Он не вынес, переспросил:

— А я?

— Ну, вы иное... вы — российский Тициан, — усмехнулась она.

И вся была лукавая, закутанная в тонкие муслиновые ткани, брюссельские кружева. Из кружев, точно из пены морской, выступала бледно-розовая грудь, и от этого бесстыдства, казалось, покрылись румянцем щёки, но то была игра света. От её смеха пересохло в горле, сказал заплетающимся языком:

— А вы — вы маленькая российская Венера!

Под картиной, изображающей богиню любви, полагалось помещать соответствующее двустишие:


Всеми силами гони Купидоново сладострастие,

Иначе твоей слепой душой овладеет Венера.


Схватил её, поднял на сильных руках, понёс к кровати. Сей сюжет Ватто — «Отплытие на остров любви».

Когда утром прощались, Мари куталась в шаль, была точно больная.

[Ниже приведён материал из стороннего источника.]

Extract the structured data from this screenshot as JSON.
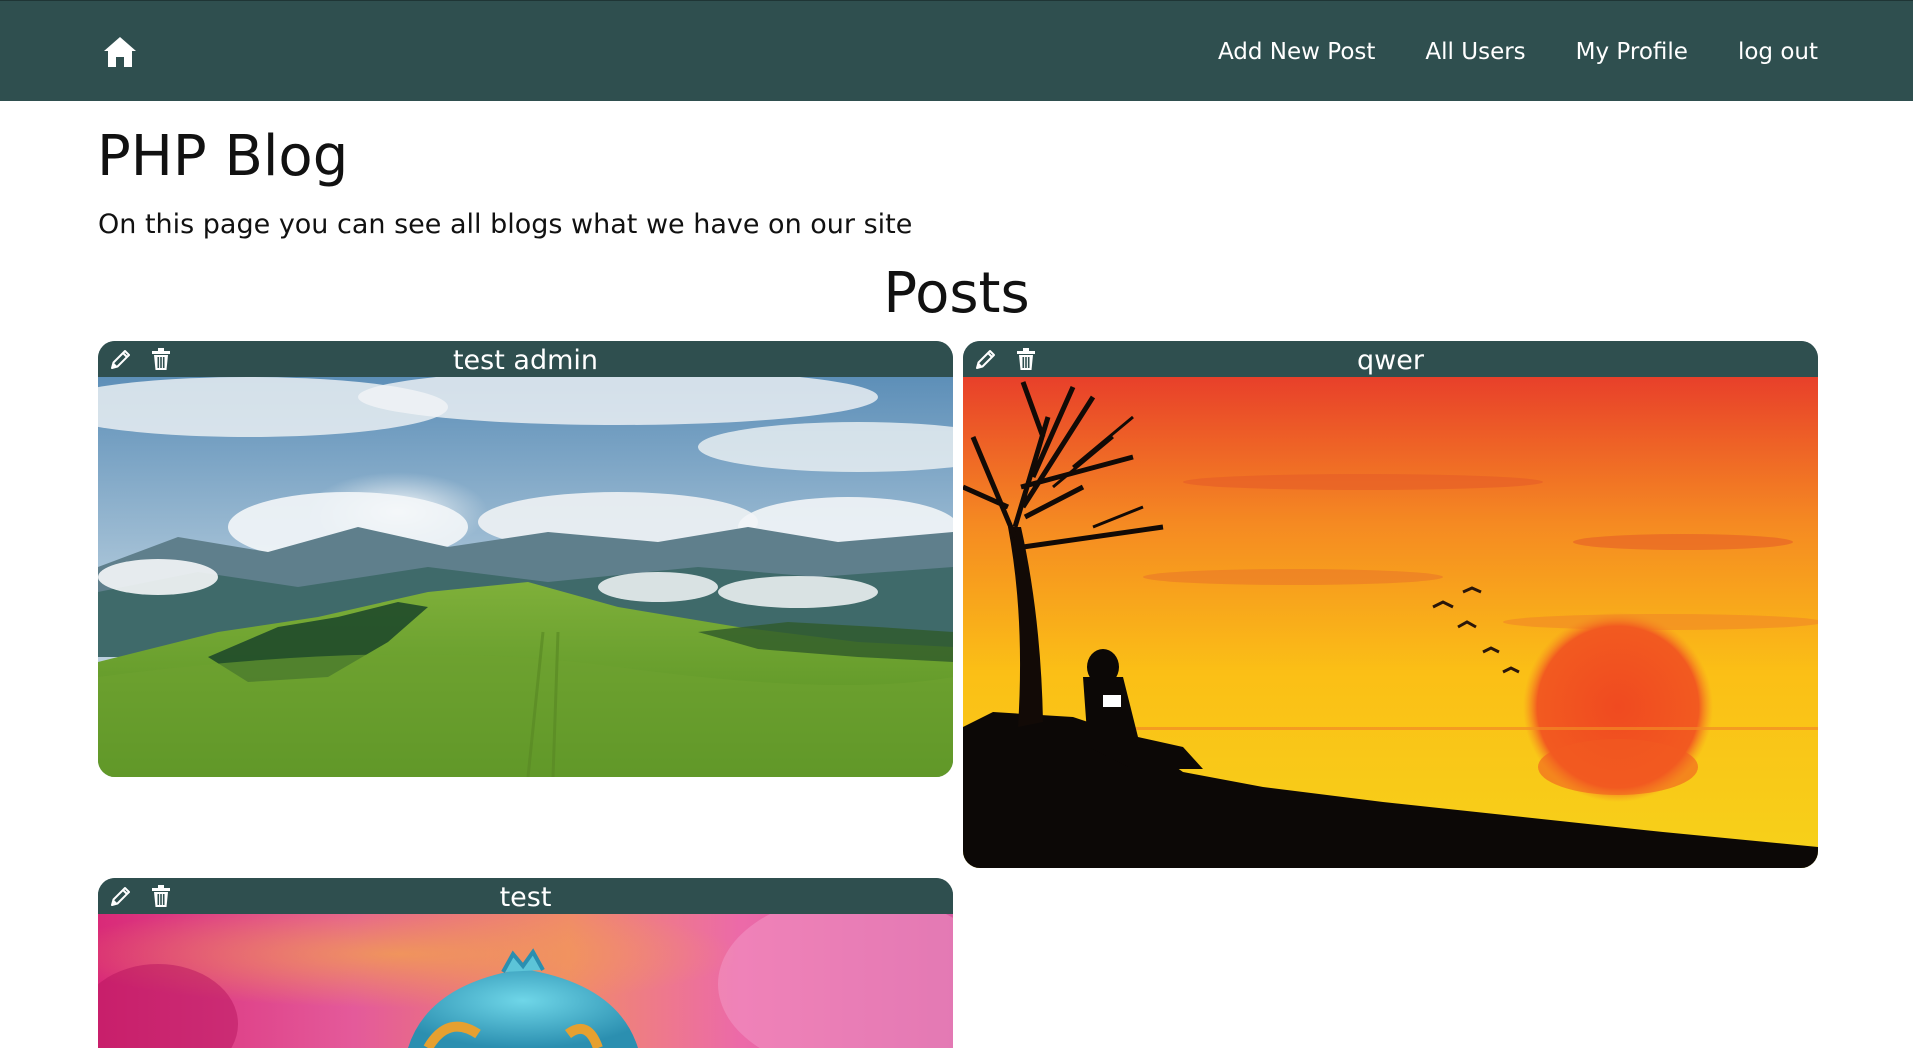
{
  "nav": {
    "home_icon": "home-icon",
    "links": [
      "Add New Post",
      "All Users",
      "My Profile",
      "log out"
    ],
    "bar_color": "#2f4f4f"
  },
  "header": {
    "title": "PHP Blog",
    "subtitle": "On this page you can see all blogs what we have on our site"
  },
  "posts": {
    "heading": "Posts",
    "items": [
      {
        "title": "test admin",
        "edit_icon": "pencil-icon",
        "delete_icon": "trash-icon",
        "image": "mountain meadow landscape with clouds"
      },
      {
        "title": "qwer",
        "edit_icon": "pencil-icon",
        "delete_icon": "trash-icon",
        "image": "sunset silhouette of person under tree"
      },
      {
        "title": "test",
        "edit_icon": "pencil-icon",
        "delete_icon": "trash-icon",
        "image": "colorful chameleon on pink background"
      }
    ]
  }
}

И вдруг зло ужалила: вовсе и не любит его, а так... Он сразу даже и не понял — стоял, высокий, в плаще, при шпаге и совершенно беззащитный.

— Да, так! — Мари усмехнулась насмешливо, уголками губ, как научилась там, в Версале. — Не люблю, и всё тут. Ведь умная девушка всегда имеет много любовников и никакой любви. И потом, дядюшка, и отец выбрали уже нового знатного жениха... Да вам он отменно известен: Серж Строганов, старый парижский знакомец... Ну и подружка Катиш будет не в обиде. У неё новый женишок на примете!

Никита не успел опомниться, как захлопнулась дверь. Не барабанить же, поднимать шум, бесчестить. Уныло побрёл по каналу. В чёрную воду падал свинцовый петербургский снег, от которого бывают жестокие мигрени.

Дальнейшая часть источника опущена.